QUINTO.- La vulneración del derecho a la presunción de inocencia del art. 24.2 de la CE.
Mediante el motivo tercerode apelación denuncia la defensa recurrente la vulneración del derecho a la presunción de inocencia de su defendido, aduciendo en síntesis en su desarrollo argumental que no hay prueba de cargo que permita atribuir al acusado la falsificación del documento que acredita el acuerdo liquidatorio de saldos o el encargo a otro de su realización. Agrega que, si el tribunal no pudo concretar su autoría, al declarar que el documento fue 'elaborado por el acusado directamente o por un tercero bajo su encargo', está sustentando la imputación de la falsificación al acusado en una inadmisible presunción contra reo y excluyendo también sin mayor fundamento su posible elaboración por los propios denunciantes.
El motivo se desestima.
El derecho a la presunción de inocencia, concebida como regla de juicio, entraña el derecho a no ser condenado sin pruebas de cargo válidas ( STC 147/2002, de 15 julio, por todas). El control a través de este recurso de la observancia del derecho fundamental a la presunción de inocencia alcanza, a tenor de una consolidada doctrina constitucional y jurisprudencial - ss. 147/2002, de 15 julio y 135/2003, de 30 junio, del Tribunal Constitucional y 20 septiembre 2000 y 29 septiembre 2008, del Tribunal Supremo, entre otras muchas-: a)la comprobación de la existencia de una prueba en sentido material sobre los hechos y la participación del acusado, b)de contenido incriminatorio, c)lícitamente obtenida y regularmente incorporada al juicio oral, d)suficiente para enervar la presunción de inocencia y e)racionalmente valorada como tal por el tribunal en la fijación de los hechos probados. Esta prueba puede ser, no sólo directa, sino también indiciaria, en cuyo caso aquel control comprende, junto a la prueba del hecho o hechos base, la razonabilidad de la inducción o inferencia que la sentencia debe explicitar ( ss. 180/2002, de 14 octubre y 137/2007, de 4 junio, del Tribunal Constitucional y 10 octubre y 4 diciembre 2007, del Tribunal Supremo).

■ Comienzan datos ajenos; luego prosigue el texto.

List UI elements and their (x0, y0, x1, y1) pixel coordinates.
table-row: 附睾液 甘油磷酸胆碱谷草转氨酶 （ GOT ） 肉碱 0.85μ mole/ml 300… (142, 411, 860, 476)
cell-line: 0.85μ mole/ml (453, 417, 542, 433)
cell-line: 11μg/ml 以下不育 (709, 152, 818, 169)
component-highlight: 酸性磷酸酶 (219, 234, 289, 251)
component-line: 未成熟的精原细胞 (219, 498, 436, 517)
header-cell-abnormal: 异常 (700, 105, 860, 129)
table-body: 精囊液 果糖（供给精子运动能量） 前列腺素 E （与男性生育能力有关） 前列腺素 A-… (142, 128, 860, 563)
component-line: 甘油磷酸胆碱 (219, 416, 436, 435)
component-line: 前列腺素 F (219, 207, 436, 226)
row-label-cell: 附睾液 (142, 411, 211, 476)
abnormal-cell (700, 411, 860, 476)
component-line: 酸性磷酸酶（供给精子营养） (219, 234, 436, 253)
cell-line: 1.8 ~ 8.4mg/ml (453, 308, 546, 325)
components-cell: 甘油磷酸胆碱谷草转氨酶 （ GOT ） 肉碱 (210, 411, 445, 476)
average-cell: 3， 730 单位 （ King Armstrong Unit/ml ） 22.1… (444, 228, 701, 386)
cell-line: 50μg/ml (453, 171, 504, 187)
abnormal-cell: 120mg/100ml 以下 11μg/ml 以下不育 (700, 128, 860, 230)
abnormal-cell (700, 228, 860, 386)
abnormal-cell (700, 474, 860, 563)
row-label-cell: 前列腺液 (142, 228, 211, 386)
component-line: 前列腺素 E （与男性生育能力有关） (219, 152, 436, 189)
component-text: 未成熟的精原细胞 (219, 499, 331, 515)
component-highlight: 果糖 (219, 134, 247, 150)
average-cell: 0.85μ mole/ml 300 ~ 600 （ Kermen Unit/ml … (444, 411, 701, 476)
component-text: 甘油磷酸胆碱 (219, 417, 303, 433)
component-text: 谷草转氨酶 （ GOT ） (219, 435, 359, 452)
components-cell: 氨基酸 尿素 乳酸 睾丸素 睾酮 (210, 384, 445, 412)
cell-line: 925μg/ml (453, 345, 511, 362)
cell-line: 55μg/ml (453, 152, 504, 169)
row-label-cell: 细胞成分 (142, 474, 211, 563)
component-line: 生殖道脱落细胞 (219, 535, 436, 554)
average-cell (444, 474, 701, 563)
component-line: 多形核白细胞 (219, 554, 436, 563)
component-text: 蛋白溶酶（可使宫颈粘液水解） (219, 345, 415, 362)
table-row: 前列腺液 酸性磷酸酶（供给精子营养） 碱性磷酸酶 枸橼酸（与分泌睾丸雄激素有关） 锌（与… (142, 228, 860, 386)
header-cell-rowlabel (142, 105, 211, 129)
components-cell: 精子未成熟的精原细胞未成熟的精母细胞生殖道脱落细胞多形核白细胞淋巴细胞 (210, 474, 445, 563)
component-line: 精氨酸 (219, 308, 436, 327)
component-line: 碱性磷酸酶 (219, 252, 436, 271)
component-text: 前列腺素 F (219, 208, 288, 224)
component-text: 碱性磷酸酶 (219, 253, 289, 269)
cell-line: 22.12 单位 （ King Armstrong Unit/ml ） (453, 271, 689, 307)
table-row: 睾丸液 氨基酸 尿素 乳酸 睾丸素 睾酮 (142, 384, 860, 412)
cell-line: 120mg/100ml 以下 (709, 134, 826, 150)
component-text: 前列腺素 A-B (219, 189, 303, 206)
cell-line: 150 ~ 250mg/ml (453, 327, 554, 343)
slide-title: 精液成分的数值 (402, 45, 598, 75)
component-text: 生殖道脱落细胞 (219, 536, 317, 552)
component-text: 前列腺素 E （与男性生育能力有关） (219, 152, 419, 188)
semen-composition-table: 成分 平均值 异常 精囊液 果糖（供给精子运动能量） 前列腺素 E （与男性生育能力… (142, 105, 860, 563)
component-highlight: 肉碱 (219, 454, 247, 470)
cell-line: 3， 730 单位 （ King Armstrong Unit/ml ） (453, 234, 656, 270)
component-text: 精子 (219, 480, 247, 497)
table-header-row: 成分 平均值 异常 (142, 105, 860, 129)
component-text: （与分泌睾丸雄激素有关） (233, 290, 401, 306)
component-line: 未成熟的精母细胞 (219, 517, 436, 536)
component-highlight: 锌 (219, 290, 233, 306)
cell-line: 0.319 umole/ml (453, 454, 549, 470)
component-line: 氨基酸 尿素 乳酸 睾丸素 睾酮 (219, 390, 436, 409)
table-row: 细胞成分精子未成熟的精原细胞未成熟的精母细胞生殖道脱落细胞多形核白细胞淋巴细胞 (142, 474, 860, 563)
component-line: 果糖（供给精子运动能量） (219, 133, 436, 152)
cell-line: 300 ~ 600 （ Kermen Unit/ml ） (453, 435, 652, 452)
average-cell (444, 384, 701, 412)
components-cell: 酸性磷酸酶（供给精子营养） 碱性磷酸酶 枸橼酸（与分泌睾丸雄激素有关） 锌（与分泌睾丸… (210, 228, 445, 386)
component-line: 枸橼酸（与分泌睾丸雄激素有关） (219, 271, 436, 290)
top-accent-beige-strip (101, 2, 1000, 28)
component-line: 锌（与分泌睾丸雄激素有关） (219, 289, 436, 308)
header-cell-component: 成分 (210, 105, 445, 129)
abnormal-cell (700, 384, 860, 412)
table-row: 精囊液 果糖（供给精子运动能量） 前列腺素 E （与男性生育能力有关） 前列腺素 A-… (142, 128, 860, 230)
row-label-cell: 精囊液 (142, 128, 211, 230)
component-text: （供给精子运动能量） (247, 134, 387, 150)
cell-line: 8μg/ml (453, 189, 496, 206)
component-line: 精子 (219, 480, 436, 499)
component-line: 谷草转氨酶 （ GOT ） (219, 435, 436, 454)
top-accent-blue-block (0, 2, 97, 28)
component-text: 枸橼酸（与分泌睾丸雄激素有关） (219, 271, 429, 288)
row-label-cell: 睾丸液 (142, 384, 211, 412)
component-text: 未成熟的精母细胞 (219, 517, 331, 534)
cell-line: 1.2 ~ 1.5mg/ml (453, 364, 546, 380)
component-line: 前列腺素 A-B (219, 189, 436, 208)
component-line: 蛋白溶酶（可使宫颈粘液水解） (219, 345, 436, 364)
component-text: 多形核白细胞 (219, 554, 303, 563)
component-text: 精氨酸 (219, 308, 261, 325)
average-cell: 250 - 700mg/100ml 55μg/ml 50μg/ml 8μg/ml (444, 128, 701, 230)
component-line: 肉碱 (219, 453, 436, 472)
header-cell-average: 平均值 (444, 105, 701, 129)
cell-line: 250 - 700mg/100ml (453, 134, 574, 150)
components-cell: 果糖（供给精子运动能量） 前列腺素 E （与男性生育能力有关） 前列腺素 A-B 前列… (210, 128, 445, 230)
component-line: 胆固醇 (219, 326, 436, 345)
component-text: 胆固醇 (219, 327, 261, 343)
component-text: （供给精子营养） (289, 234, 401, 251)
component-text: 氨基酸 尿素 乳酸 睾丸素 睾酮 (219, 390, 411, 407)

La sentencia recurrida declara ' sin ningún género de dudas, la fundada e inequívoca convicción, la certeza absoluta, más allá de cualquier duda razonable, de que el acusado elaboró el documento, por si o por medio de tercero, que presentó en su oposición al juicio cambiario, afirmando en él que un documento mendaz, en concreto, un acuerdo de liquidación de deuda, justificaba el pago de la cantidad reclamada'. La Sala juzgadora de primer grado no considera improbada, incierta o dudosa la autoría de los delitos de falsedad y estafa. Lo que no puede determinar, y omite declarar, es si la ejecución material de la falsificación documental utilizada en ellos fue realizada directa y personalmente por el acusado o por otra persona a encargo suyo.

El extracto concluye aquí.